At a recent industry ‘do’, the topic of conversation turned to possible reasons behind persistently low numbers of female heavy vehicle drivers.
One fellow cited a lack of clean amenities while another felt personal safety concerns out on the road was another major impediment. Both agreed that until these issues are addressed, female uptake will remain low.
My question to both was: Has anyone actually done a fact-check with the women out there doing the job? Were either of those issues major considerations in their decision making? I think not.
These baseless throw-aways essentially infer female heavy vehicle driver workforce participation will remain low until women are provided with daily sanitised five-star amenities and stun guns!
Using the same logic, could we assume then that 98 per cent of the truck driver workforce is male because men don’t care about filthy amenities and personal safety?
Clearly, the theory’s flawed because all truck drivers – regardless of gender – DO care about clean, well-maintained amenities, and their personal safety.
Neither issue has any relevance to the massive gender disparity we currently see in the Australian heavy vehicle driver workforce, and comments alluding to this quite frankly annoy the crap (pardon the pun) out of women. They are essentially perpetuating the stereotype that women are high-maintenance and therefore problematic to employ.

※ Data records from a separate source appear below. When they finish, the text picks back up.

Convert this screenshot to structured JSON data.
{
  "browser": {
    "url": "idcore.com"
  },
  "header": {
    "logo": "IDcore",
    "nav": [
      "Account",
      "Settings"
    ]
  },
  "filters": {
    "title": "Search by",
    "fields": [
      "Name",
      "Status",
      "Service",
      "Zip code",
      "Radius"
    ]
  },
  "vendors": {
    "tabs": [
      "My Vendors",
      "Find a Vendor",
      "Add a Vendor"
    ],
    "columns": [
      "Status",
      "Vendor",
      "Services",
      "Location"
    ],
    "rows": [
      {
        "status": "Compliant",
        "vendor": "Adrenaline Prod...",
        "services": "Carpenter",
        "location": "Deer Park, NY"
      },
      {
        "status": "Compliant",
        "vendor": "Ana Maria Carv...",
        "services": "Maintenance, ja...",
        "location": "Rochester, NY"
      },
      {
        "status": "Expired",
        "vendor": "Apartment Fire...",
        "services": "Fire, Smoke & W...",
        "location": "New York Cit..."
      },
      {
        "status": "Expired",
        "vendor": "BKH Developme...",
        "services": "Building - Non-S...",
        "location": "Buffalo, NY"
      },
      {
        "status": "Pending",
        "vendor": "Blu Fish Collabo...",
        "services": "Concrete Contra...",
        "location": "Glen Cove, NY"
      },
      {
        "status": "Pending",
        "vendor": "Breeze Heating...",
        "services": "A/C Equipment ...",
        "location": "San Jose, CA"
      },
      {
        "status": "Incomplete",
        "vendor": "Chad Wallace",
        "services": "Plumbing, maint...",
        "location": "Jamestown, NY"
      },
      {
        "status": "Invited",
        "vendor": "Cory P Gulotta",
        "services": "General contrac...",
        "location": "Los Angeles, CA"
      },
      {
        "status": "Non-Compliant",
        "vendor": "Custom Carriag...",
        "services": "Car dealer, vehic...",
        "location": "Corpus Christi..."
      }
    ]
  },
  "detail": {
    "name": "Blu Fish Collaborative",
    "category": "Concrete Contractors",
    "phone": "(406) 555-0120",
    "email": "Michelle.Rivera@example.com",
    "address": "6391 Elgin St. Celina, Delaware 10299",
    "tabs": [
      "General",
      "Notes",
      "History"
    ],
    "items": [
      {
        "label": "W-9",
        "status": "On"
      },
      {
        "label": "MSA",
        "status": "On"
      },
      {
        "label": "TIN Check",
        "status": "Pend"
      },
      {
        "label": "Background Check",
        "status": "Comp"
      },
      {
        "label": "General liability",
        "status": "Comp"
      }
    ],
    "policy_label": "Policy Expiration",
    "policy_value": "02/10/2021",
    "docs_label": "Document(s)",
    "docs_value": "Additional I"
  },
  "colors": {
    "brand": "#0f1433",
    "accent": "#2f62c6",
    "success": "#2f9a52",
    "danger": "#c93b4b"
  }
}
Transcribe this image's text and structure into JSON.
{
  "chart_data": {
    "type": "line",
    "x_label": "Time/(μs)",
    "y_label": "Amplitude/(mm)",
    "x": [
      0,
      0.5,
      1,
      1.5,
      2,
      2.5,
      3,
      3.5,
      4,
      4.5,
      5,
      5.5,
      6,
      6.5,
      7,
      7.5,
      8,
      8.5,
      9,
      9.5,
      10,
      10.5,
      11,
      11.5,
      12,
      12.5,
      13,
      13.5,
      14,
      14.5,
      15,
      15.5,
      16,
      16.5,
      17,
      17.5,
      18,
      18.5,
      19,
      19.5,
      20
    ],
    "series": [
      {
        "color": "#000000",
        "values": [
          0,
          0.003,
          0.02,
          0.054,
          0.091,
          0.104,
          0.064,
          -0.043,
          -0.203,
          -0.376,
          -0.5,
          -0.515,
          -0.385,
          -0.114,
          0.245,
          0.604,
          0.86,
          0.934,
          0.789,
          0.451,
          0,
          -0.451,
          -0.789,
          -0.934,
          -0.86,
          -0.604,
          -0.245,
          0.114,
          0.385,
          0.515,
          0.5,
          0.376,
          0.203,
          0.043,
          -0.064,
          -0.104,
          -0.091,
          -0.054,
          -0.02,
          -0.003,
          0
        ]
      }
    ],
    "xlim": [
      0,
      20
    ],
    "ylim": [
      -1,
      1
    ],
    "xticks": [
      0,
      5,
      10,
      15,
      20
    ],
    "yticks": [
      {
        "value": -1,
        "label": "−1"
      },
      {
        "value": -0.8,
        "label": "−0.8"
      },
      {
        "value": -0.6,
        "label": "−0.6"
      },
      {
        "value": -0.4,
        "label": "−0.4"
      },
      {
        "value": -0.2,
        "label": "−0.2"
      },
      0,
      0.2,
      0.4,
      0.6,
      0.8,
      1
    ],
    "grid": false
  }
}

I’ve yet to hear a female diss trucking as a career because of the poor state of amenities or personal safety concerns.
Given the appalling lack of roadside toilets – and in an effort to dispel the ‘amenities myth’ – WiTA recently ran a Facebook post asking the girls to share details of the creative workarounds they come up with out on the road when Mother Nature calls.
It should be noted at this point that while the ‘boys’ are anatomically advantaged when it comes to a quick no-fuss wee, for us gals, things aren’t quite as easy. A thorough reconnaissance of the immediate surrounds for painful ground-level flora or fauna, before exacting a bare-bottom squat (particularly in the dark) is critical.
For those reluctant to venture out into the night, kitty litter in a bucket with a lid works a treat! Other roadside toileting hacks put forward include opening an umbrella and squatting behind it for extra privacy. Some park their trailers in an ‘S’ shape for greater privacy while others limit their fluid intake. Some manage their she-wees like a boss – while others report getting their heads round ‘going’ standing up is nigh impossible.
One female Argosy driver over-shared, telling us she opens the steps out and goes in underneath her prime mover using the chassis as a bench for her wipes and phone for light. She can park anywhere and no one can see her. As an added bonus, warm air from the engine keeps her butt warm on cold days!
Every female remote area driver will tell you she won’t see another soul for hours but as soon as she pulls over to answer the call of nature, the truck stop will invariably morph into something resembling a supermarket carpark!
In built-up areas – if female toilets are available and aren’t being used as storage cupboard for mops, buckets and cleaning chemicals, invariably the boys will use them because they’re cleaner. Clients provide toilets in operational areas for the boys but female toilets are usually in the office and only available between 9am to 5pm. Sanitary wipes and nose pegs are strongly recommended for any driver brave enough to use the toilets provided in warehouse areas.
These are the facts and they speak for themselves. Female truckies are a resilient, resourceful bunch who take the daily challenges of the job in their stride. Women don’t shy away from trucking careers because of sub-standard amenities and personal safety issues.
One final fact to mull over – the appalling lack of clean shower and toilets available to the nation’s truckies in 21st century Australia is a national disgrace, and that’s a problem that needs to be addressed for EVERY driver.